According to the WP, the Dallas Cowboys owner Jerry Jones has helped transformed the NFL over the years, except when it comes to race, and the publication is about how he used to be a White supremacist.
Throwback photos of Jerry Jones being among White boys “standing a few yards from where the six Black students were being jostled and repelled with snarling racial slurs by ringleaders of the mob” have also been published.
On the first day of classes at North Little Rock High, a crew-cut sophomore named Jerral Wayne Jones found his spot among a phalanx of White boys who stood at the front entrance and blocked the path of six Black students attempting to desegregate the school.
In a photograph taken at the scene, Jones could be seen standing a few yards from where the six Black students were being jostled and repelled with snarling racial slurs by ringleaders of the mob. At one point, a Black student named Richard Lindsey recalled, someone in the crowd put a hand on the back of his neck. A voice behind him said, “I want to see how a nigger feels.” The ruffian hostility succeeded in turning away the would-be new enrollees.
The confrontation occurred 65 years ago, on Sept. 9, 1957, during the same month that a higher-profile integration effort was taking place at Little Rock Central High in the capital city a few miles away.
Jones said he was there only to watch, not participate. “I don’t know that I or anybody anticipated or had a background of knowing … what was involved. It was more a curious thing,” he said.
But Straeter’s photographs indicate Jones had to scurry around the North Little Rock Six to reach the top of the stairs before the Black students completed their walk up to the schoolhouse door. And while Jones offered a common explanation of the confrontation — that it was the work of older white supremacists — most of those surrounding the six young Black men were teenagers.
That leads to the issues of race and power and the plight of Black coaches in a game where a preponderance of players are Black yet there are only three Black full-time head coaches. If the NFL is to improve its woeful record on the hiring, promotion and nourishment of Black coaches, Jones could lead the way.
His record in key appointments has been deficient. In his 33 years as owner, Jones has had eight head coaches, all White.
Black men who have worked for Jones felt free to discuss his strengths and blind spots without fear of retribution, a sign that he was open to critiques and willing to listen. They said he has evolved. He puts it differently, saying the issue has gained intensity — with him and throughout the league. Now, he says, when it comes to diversity, “I want to be the first in line.”
Jones’s responses to questions about that seminal event 6½ decades ago fit a pattern that revealed itself again in his dealings with the issue of Black coaches. He is an enthralling storyteller but also a master of deflection, so absorbed in his own success story that he tends to filibuster and evade when questions get too close to a racial reckoning.

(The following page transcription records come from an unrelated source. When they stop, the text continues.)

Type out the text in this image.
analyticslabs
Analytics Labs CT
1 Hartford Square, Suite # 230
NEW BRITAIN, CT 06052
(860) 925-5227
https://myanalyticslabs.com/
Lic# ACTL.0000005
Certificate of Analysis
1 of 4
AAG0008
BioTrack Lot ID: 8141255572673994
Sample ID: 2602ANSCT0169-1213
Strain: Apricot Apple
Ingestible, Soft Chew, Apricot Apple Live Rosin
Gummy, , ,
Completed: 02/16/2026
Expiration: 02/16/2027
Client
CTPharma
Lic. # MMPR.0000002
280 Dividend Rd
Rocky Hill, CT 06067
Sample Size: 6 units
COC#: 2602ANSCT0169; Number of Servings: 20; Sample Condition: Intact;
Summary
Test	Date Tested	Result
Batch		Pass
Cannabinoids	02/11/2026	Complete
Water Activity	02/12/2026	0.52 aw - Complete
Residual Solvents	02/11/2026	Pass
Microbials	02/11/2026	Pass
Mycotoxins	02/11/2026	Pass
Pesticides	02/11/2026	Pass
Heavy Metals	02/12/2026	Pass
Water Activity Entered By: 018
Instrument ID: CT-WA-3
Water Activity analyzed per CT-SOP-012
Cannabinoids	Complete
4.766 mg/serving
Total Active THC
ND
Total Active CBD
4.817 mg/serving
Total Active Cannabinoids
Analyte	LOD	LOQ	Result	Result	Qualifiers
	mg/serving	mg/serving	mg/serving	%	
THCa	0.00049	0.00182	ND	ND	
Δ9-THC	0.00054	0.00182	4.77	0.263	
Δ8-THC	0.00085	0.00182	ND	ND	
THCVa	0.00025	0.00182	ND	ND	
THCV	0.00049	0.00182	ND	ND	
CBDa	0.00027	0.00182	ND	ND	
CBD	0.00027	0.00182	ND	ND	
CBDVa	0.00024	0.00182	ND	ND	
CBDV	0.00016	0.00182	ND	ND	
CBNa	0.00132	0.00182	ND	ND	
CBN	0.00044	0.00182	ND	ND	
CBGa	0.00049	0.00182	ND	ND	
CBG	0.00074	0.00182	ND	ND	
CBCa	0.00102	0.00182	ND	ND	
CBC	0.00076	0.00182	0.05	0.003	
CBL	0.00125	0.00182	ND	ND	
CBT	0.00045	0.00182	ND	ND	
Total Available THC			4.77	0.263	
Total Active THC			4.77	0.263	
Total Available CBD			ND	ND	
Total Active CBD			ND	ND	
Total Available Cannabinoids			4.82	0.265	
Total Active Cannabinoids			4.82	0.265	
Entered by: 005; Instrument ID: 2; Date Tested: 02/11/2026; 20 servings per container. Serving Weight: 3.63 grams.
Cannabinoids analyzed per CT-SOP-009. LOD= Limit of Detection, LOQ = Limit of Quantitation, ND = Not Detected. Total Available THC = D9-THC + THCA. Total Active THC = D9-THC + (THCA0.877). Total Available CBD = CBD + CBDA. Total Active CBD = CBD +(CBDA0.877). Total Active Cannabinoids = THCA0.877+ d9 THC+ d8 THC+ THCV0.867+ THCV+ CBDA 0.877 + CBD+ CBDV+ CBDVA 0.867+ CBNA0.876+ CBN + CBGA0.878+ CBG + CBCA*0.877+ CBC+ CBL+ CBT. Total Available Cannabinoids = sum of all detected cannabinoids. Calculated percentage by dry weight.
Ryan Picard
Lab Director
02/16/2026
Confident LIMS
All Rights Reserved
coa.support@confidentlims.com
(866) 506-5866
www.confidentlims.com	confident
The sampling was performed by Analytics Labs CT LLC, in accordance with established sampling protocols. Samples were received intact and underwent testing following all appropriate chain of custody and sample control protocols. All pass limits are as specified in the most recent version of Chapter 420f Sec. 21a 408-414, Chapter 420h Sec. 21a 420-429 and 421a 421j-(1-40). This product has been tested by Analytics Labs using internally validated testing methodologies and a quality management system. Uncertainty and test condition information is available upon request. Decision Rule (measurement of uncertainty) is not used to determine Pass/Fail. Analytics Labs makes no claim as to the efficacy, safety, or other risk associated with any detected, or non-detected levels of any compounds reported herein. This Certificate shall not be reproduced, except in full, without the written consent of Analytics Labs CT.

He did not see what Black people in his community saw. The Black effigy hanging from a lamppost near the schoolhouse steps the next morning. The posse of cuffed-jeans students who belted out “Dixie” as Black students passed by on the way to their segregated school across town. The 12-foot wood-and-tar-paper cross that flickered on a hillside within sight of the football team as it warmed up for its home opener. And, two months later, the swarm of White boys who descended from the high school steps, shouted “Let’s get her!” and pelted Willie Russell Cole, a 58-year-old Black maid, with icy snowballs and smeared her face in the snow as she tried to walk home.